Alan: I know Ellie: Who are you talking to. Alan: Toothbrush Malcolm: Go Ellie and escape as we narrowly escape being killed by a T-Rex Ellie: Don't wanna to. Malcolm: I got candy. Malcolm throws candy a mile away inside the visitor center. Ellie runs after it. Rain stops, than comes back on, stops, than starts, than stops, than starts. Alan: Strange weather we are having. Malcolm: OK, Joe the car is clean. Joe runs into the fence, and keeps running into till he kills himself(Well, I had to get rid of him somehow.
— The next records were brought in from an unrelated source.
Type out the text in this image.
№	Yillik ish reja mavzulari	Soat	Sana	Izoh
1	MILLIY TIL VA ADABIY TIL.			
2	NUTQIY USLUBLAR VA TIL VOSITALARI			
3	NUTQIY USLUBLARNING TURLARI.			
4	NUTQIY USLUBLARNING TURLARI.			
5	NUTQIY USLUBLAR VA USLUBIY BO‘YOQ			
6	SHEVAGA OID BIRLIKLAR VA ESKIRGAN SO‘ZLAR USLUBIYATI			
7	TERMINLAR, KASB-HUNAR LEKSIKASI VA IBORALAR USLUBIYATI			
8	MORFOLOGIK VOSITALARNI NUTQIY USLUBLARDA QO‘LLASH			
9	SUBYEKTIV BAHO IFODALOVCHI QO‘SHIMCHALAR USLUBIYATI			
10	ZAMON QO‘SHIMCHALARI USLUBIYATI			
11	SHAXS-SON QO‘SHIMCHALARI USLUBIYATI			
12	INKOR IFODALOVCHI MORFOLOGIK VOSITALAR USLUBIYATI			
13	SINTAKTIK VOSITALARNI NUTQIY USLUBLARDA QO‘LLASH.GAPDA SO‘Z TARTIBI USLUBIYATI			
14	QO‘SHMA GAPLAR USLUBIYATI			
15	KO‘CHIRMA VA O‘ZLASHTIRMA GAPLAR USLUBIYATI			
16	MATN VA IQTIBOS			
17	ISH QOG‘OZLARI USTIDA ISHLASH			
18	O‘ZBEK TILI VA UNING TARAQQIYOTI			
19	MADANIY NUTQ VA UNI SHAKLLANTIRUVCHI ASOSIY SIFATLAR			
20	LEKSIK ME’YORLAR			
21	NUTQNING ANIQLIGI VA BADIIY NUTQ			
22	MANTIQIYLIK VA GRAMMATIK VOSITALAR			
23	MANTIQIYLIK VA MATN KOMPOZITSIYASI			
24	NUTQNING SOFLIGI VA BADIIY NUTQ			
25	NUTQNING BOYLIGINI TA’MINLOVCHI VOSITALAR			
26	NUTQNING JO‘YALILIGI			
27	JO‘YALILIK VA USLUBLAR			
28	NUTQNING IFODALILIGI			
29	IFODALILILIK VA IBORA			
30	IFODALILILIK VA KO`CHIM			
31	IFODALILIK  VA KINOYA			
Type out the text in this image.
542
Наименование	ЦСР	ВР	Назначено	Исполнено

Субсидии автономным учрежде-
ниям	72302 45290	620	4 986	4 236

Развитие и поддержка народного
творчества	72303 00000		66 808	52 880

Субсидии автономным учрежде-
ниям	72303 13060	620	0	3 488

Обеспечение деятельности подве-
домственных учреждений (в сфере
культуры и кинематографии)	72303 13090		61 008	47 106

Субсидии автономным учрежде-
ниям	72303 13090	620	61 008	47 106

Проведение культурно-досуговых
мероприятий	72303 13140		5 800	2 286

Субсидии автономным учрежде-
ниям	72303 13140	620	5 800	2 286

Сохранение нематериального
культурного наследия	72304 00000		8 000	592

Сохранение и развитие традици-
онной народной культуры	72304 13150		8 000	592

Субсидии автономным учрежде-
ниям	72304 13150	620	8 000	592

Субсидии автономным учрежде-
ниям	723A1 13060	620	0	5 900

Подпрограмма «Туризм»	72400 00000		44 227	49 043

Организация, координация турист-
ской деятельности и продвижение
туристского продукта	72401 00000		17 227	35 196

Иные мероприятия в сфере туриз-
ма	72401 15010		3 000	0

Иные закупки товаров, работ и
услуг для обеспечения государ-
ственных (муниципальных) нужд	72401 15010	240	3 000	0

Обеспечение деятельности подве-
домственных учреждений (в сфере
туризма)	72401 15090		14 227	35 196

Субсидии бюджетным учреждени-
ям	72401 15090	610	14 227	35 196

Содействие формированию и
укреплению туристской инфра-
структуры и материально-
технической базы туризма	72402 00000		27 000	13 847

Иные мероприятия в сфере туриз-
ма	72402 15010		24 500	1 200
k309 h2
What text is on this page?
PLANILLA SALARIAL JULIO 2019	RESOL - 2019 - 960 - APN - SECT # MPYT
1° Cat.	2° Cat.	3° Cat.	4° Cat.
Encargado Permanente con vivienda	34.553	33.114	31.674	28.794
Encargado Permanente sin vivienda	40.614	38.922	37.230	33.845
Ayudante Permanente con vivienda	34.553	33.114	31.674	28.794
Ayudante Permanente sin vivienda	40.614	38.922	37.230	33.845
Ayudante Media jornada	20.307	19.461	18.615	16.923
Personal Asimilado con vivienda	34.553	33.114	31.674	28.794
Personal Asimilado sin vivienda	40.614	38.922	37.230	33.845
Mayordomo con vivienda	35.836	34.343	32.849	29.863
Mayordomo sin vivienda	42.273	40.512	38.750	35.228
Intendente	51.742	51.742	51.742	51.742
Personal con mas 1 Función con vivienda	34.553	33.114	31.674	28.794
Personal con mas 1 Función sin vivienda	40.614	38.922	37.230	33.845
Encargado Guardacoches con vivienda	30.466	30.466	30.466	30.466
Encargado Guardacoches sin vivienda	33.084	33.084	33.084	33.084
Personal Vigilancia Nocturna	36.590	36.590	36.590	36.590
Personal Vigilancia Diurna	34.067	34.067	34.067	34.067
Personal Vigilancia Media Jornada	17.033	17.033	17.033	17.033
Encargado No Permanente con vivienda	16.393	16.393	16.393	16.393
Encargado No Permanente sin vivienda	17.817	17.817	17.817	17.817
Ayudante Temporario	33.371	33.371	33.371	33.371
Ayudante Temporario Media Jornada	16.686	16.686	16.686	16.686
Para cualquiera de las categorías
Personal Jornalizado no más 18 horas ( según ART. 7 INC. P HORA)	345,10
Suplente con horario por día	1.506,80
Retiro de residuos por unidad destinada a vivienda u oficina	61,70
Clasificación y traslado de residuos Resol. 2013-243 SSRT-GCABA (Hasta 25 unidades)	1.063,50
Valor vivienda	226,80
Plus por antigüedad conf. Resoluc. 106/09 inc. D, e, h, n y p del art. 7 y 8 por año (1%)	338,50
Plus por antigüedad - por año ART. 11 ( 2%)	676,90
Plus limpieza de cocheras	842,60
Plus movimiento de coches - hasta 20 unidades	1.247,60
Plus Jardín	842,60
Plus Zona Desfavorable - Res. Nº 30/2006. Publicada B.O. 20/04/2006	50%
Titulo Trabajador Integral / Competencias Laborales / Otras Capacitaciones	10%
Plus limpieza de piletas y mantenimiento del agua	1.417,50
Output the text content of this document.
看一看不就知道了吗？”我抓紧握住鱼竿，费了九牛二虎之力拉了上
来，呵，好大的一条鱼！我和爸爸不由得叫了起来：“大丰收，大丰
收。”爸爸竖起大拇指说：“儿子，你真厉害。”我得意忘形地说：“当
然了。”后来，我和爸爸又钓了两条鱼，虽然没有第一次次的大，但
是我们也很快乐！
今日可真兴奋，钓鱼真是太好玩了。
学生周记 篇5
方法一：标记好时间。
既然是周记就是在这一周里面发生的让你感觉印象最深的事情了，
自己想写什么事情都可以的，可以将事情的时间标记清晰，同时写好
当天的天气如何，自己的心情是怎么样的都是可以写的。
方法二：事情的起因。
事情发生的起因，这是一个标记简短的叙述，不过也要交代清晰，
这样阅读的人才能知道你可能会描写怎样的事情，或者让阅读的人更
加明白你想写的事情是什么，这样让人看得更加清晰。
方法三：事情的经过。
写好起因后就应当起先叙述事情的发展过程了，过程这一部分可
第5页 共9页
Than a black storm cloud appears over the mountain and comes closer. Than it starts to rain bad. Than a black funnel lands into the middle of the road. Bill Paxton and Helen Hunt show up in Alan's jeep. Bill: It's a F3 Helen: Come on lets get it. Bill: Its not your fault he died. Helen: I know, you my man. Bill and Helen start kissing. Alan: Get back to twister and get a room. Bill and Helen disappear. Alan & Malcolm: Okay
Meanwhile with Tim, Lex, and Regis Regis: Man, I got to use the bathroom. Tim: There is a goat in the paddock. Lex: Poopie Tim picks up nightvision goggles. Regis: Shut up Lex, you an't helping Lex: Poopie Tim: Look I can see in the dark. Tim runs into car door. Tim: Wrong way Tim runs into other doors. Lex: Poopie Poopie Regis: What is wrong with your sister. Lex: Poopie Tim: She has her lapses Lex: PHBBBBBBBTTTTTT Poopie Tim: Shut up lex Lex: The goat is making a poopie. Regis: Grrrrrrrr, Shut up Lex: Another poopie Tim turns around and runs into another door. Tim: The goat is gone. Lex: No mor poopie. Than the fence fell down. Tim runs into other door. Tim: The fence is down and poopie Tim: Dang you got me saying it. Regis: I can't take this, hey the goat is out Lex: Mor Poopie Tim: Thats all, this movie stinks. T-Rex's leg slams down on the goat. Crap is splats on the window. Tim: its wonder why this movie wasn't rated R. Lex: Ahhhhhhhhhhhh T-Rex: Wher da batroom Regis: me first. Ed Regis runs into the bathroom. Tim leans up to the door and falls out then gets back in. T-Rex dumbfounded of the situation walks to the bathroom and rips of the roof. T-Rex: Sory, dawg I'll wait on yu. T-Rex: I can't hande dis. T-rex grabs Regis and throws him off.
10 minutes later.......
T-Rex: Now I'm hungry, wher did dat Regis dawg go. Tim: He is going to try to eat us. Tim opens up a compartment and looks inside. Tim: Rocket Launchers, Flame thrower, Machine Gun, Grenades, pipe bombs, and two flashlights. Lex: Let's get the rocket launchers. Tim: No let's stupidly get the flashlights and scream and have somebody save us at the end. Lex: Let's not get the rocket launchers and say we did. Tim: Okay lets shine the flashlights and scream, and make bird calls on the count of three. 1......2.....3..... (You know what happened) The T-Rex looks at them and start to walk to them. T-Rex: Stops, dis is like a ACDC Concert T-Rex runs and kicks the jeep, over the fence and into a tree. Sports Announcer: And it's good Tim & Lex: Again!!!!!!!!!!!!!!!, Again!!!!!!